Tuttavia la tecnica cela un pericolo: l’uomo, nel suo cammino, procede tra la possibilità di seguire solo ciò che si disvela nell’impiegare e quella di indagare l’essenza del disvelato. Il pericolo riguarda lo sbaglio che l’uomo può commettere interpretando male il disvelato. Questo pericolo si mostra sotto due punti di vista. Nel primo caso il disvelato non si presenta all’uomo come oggetto ma come “fondo”. L’uomo allora si tramuta in colui che impiega il “fondo” e in lui matura l’illusione di credere ogni cosa un suo prodotto. Da questa apparenza deriva un altro rischio, secondo cui l’uomo non incontra più la propria essenza e non percepisce più la pro-vocazione come un appello. Nel secondo caso l’im-posizione non si limita a nascondere la pro-duzione, un modo precedente del disvelamento, ma nasconde il disvelare e con esso la verità.
Il dominio totale dell’im-posizione porta il disvelamento nella direzione del “fondo”. Con esso è minacciata la possibilità per l’uomo di ritornare in un disvelamento più originario e di sentire l’appello di una verità superiore. L’essenza della tecnica, in quanto destino del disvelamento, è il pericolo stesso. Tuttavia proprio nel pericolo vi è la salvezza (come sottolineano i versi di Hölderlin). L’essenza della tecnica, se considerata nella sua manifestazione autentica, può salvare l’uomo dal dominio dell’imposizione.
L’im-posizione è l’essenza (da non intendere più, classicamente, come l’universale comune a tutto ciò che è tecnico) intesa come un modo destinale del disvelamento, e più esattamente come il modo della pro-duzione. Il disvelamento non è solo pro-ducente, ma anche pro-vocante, e questo ha nel primo la sua provenienza. «Il modo in cui la tecnica dispiega il suo essere si può capire solo riferendosi a quel perdurare nel quale l’im-posizione accade come un destino del disvelamento». L’im-posizione non è l’idea platonica che, in quanto è, perdura, bensì è il durevole. Essa pone l’uomo su una certa via del disvelamento pro-vocandolo all’impiego del reale come “fondo”, e lo induce a ritornare alla sua dignità, ovvero al custodire la disvelatezza e con essa l’esser-nascosto di ogni essenza sulla terra. Questo a condizione che da parte dell’uomo vi sia una maggiore attenzione all’essenza della tecnica.
Questa, da parte sua, è ambigua; da un lato l’im-posizione pro-voca a impegnarsi nell’impiegare, impedendo una visione del disvelamento e minacciando il rapporto con l’essenza della verità.

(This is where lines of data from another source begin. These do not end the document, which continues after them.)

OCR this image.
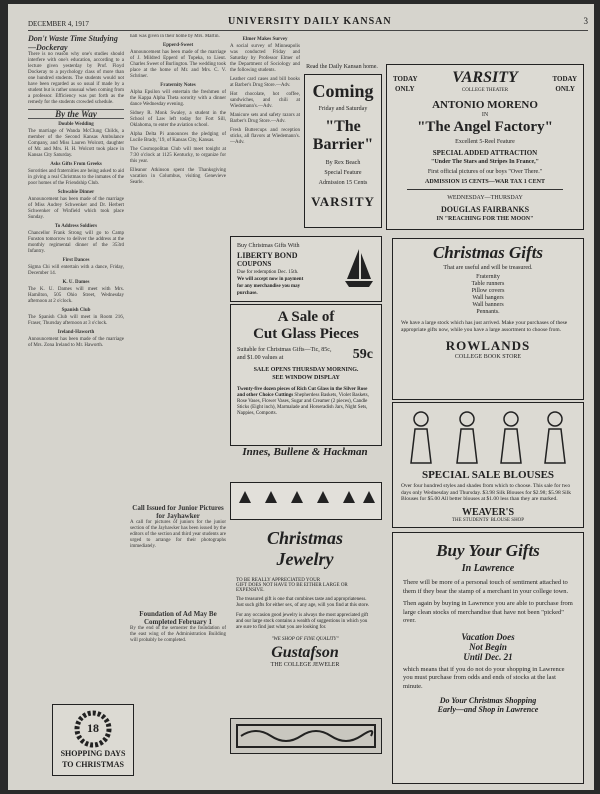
DECEMBER 4, 1917	UNIVERSITY DAILY KANSAN	3
Don't Waste Time Studying—Dockeray

There is no reason why one's studies should interfere with one's education, according to a lecture given yesterday by Prof. Floyd Dockeray to a psychology class of more than one hundred students. The students would not have been regarded as so usual if made by a student but is rather unusual when coming from a professor. Efficiency was put forth as the remedy for the students crowded schedule.

By the Way
Double Wedding

The marriage of Wanda McClung Childs, a member of the Second Kansas Ambulance Company, and Miss Lauren Wolcott, daughter of Mr. and Mrs. H. H. Wolcott took place in Kansas City Saturday.

Asks Gifts From Greeks

Sororities and fraternities are being asked to aid in giving a real Christmas to the inmates of the poor homes of the Friendship Club.

Schwabie Dinner

Announcement has been made of the marriage of Miss Audrey Schwenker and Dr. Herbert Schwenker of Winfield which took place Sunday.

To Address Soldiers

Chancellor Frank Strong will go to Camp Funston tomorrow to deliver the address at the monthly regimental dinner of the 353rd Infantry.

First Dances

Sigma Chi will entertain with a dance, Friday, December 14.

K. U. Dames

The K. U. Dames will meet with Mrs. Hamilton, 505 Ohio Street, Wednesday afternoon at 2 o'clock.

Spanish Club

The Spanish Club will meet in Room 216, Fraser, Thursday afternoon at 3 o'clock.

Ireland-Haworth

Announcement has been made of the marriage of Mrs. Zona Ireland to Mr. Haworth.

18
SHOPPING DAYS
TO CHRISTMAS

hall was given in their home by Mrs. Martin.

Epperd-Sweet

Announcement has been made of the marriage of J. Mildred Epperd of Topeka, to Lieut. Charles Sweet of Burlington. The wedding took place at the home of Mr. and Mrs. C. V. Schriner.

Fraternity Notes

Alpha Epsilon will entertain the freshmen of the Kappa Alpha Theta sorority with a dinner dance Wednesday evening.

Sidney R. Monk Swaley, a student in the School of Law left today for Fort Sill, Oklahoma, to enter the aviation school.

Alpha Delta Pi announces the pledging of Lucile Brady, '19, of Kansas City, Kansas.

The Cosmopolitan Club will meet tonight at 7:30 o'clock at 1125 Kentucky, to organize for this year.

Elleanor Atkinson spent the Thanksgiving vacation in Columbus, visiting Genevieve Searle.

Call Issued for Junior Pictures for Jayhawker

A call for pictures of juniors for the junior section of the Jayhawker has been issued by the editors of the section and third year students are urged to arrange for their photographs immediately.

Foundation of Ad May Be Completed February 1

By the end of the semester the foundation of the east wing of the Administration Building will probably be completed.

Elmer Makes Survey

A social survey of Minneapolis was conducted Friday and Saturday by Professor Elmer of the Department of Sociology and the following students.

Leather card cases and bill books at Barber's Drug Store.—Adv.

Hot chocolate, hot coffee, sandwiches, and chili at Wiedemann's.—Adv.

Manicure sets and safety razors at Barber's Drug Store.—Adv.

Fresh Buttercups and reception sticks, all flavors at Wiedemann's.—Adv.

Read the Daily Kansan home.
Coming
Friday and Saturday
"The Barrier"
By Rex Beach
Special Feature
Admission 15 Cents
VARSITY
TODAY
ONLY
VARSITY
COLLEGE THEATER
TODAY
ONLY
ANTONIO MORENO
IN
"The Angel Factory"
Excellent 5-Reel Feature
SPECIAL ADDED ATTRACTION
"Under The Stars and Stripes In France,"
First official pictures of our boys "Over There."
ADMISSION 15 CENTS—WAR TAX 1 CENT
WEDNESDAY—THURSDAY
DOUGLAS FAIRBANKS
IN "REACHING FOR THE MOON"
Buy Christmas Gifts With
LIBERTY BOND
COUPONS
Due for redemption Dec. 15th.
We will accept now in payment
for any merchandise you may
purchase.
A Sale of
Cut Glass Pieces
Suitable for Christmas Gifts—Tic, 85c,
and $1.00 values at	59c
SALE OPENS THURSDAY MORNING.
SEE WINDOW DISPLAY
Twenty-five dozen pieces of Rich Cut Glass in the Silver Rose and other Choice Cuttings Shepherdess Baskets, Violet Baskets, Rose Vases, Flower Vases, Sugar and Creamer (2 pieces), Candle Sticks (Eight inch), Marmalade and Horseradish Jars, Night Sets, Nappies, Comports.
Innes, Bullene & Hackman
Christmas
Jewelry
TO BE REALLY APPRECIATED YOUR
GIFT DOES NOT HAVE TO BE EITHER LARGE OR EXPENSIVE.
The treasured gift is one that combines taste and appropriateness. Just such gifts for either sex, of any age, will you find at this store.
For any occasion good jewelry is always the most appreciated gift and our large stock contains a wealth of suggestions in which you are sure to find just what you are looking for.
"WE SHOP OF FINE QUALITY"
Gustafson
THE COLLEGE JEWELER
Christmas Gifts
That are useful and will be treasured.
Fraternity
Table runners
Pillow covers
Wall hangers
Wall banners
Pennants.
We have a large stock which has just arrived. Make your purchases of these appropriate gifts now, while you have a large assortment to choose from.
ROWLANDS
COLLEGE BOOK STORE
SPECIAL SALE BLOUSES
Over four hundred styles and shades from which to choose. This sale for two days only Wednesday and Thursday. $3.98 Silk Blouses for $2.98; $5.98 Silk Blouses for $5.00 All better blouses at $1.00 less than they are marked.
WEAVER'S
THE STUDENTS' BLOUSE SHOP
Buy Your Gifts
In Lawrence
There will be more of a personal touch of sentiment attached to them if they bear the stamp of a merchant in your college town.
Then again by buying in Lawrence you are able to purchase from large clean stocks of merchandise that have not been "picked" over.
Vacation Does
Not Begin
Until Dec. 21
which means that if you do not do your shopping in Lawrence you must purchase from odds and ends of stocks at the last minute.
Do Your Christmas Shopping
Early—and Shop in Lawrence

Dall’altro l’im-posizione accade come concedere, salvaguardando l’uomo e per la custodia dell’essenza della verità. Il nostro compito, conclude Heidegger, è quello di ascoltare l’appello dell’im-posizione per la salvezza, tenendo sempre presente il pericolo estremo.
L’essenza della tecnica dispiegherà un giorno il suo essere nell’evento della verità. Per comprenderla, dato che essa non è nulla di tecnico, bisognerà indagarla in un ambito che le è affine: l’arte. L’arte, infatti, è un disvelamento producente. Spetta allora a questa il compito di salvarci dal pericolo estremo. L’uomo potrà giungere alla salvezza solo se si interrogherà sull’essenza della tecnica e la comprenderà: «perché il domandare è la pietà del pensiero».